Interesting question! Once AIs become critics, humans will begin to create art for AI.

Why critics? Why not consumers or connoisseurs?

Yes: critics, consumers and connoisseurs, all decide what is valuable art, and what isn’t.

What sort of art would humans create for AI?

If AI becomes a consumer (e.g. ranks art), some artists will try to create art that AI might favour. I think it’s inevitable.

What can we learn about human ethical systems through the process of teaching ethics to AI?

It highlights what we kind of know already, that ethics and data (experience) are intertwined and always biased – but that’s all we have. So, it’s an ongoing battle, and one that we must continue to fight and improve over time.

I recently read the short story ‘Scar Tissue’ by Tobias S. Buckell which posits a world where robots will have to be raised like children. As someone who works on AI, what are your thoughts about this?

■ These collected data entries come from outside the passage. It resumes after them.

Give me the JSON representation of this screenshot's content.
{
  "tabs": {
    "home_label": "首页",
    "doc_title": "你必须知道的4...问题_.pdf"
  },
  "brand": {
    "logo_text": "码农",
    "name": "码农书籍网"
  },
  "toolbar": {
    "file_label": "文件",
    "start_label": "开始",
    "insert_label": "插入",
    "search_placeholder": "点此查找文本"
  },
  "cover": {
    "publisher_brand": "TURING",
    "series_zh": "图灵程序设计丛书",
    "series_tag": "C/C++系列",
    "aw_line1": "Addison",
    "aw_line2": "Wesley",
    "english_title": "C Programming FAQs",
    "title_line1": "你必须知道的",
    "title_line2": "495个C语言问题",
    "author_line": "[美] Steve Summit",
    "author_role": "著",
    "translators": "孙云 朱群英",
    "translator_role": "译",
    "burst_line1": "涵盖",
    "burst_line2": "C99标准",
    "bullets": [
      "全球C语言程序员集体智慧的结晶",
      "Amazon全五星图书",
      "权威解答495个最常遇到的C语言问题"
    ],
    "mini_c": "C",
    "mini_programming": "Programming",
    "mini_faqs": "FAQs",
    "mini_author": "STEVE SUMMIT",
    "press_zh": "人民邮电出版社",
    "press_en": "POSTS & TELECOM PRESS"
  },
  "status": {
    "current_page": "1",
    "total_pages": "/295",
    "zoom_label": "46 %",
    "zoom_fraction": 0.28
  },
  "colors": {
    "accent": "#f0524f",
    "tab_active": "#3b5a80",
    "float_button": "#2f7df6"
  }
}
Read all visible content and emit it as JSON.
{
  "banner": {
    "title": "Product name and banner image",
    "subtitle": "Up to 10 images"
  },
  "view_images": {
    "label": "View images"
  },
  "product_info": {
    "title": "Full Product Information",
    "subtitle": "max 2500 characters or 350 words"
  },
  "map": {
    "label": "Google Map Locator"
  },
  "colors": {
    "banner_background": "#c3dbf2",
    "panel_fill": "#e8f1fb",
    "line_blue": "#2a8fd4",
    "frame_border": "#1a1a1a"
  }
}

I haven’t read the story, but yes I agree – it was the premise of my TED talk. In fact, I would say there is no other way. But like children, robots will come with some pre-ordained choices, gifts, abilities, hardware sensors and actuators, preloaded learning software and data, etc. We have to make important design choices. This is the opposite of 20th century AI that was mostly based on logic, rules, and reasoning — that turned out to be a dead end.

Might this also normalise AI, literally making them part of the family?

Yes. I already feel that way towards some of our robots! AIs have strengths and weaknesses. Each one is different.

How will we be able to tell when we have created a truly sentient machine?

It won’t be immediately obvious. There will be many forms, kinds, and levels of sentience. It’s not black and white. A dog is sentient, a bit, in some ways, sometimes.

We can tell a dog is sentient, though, through our shared mammalian communication forms and embodied pursuits, e.g. a dog can tell us how it feels, a dog can empathise with us when we’re happy or in pain, a dog can trick us, etc. Since AI aren’t mammals, how will we tell?

True, it will be harder, initially, because humans and AIs share different roots. But AIs evolve much faster than any other form of life. So, what took dogs thousands of generations to evolve as they coexisted with humans, might take AI much less time. AI will learn to be understandable to humans, as AIs also co-evolve with humans.

Where do you see yourself, and the field of AI research, going in the future?

Who knows? We’re sailing west!

OK, then, what do you see as the most significant current trend in AI research?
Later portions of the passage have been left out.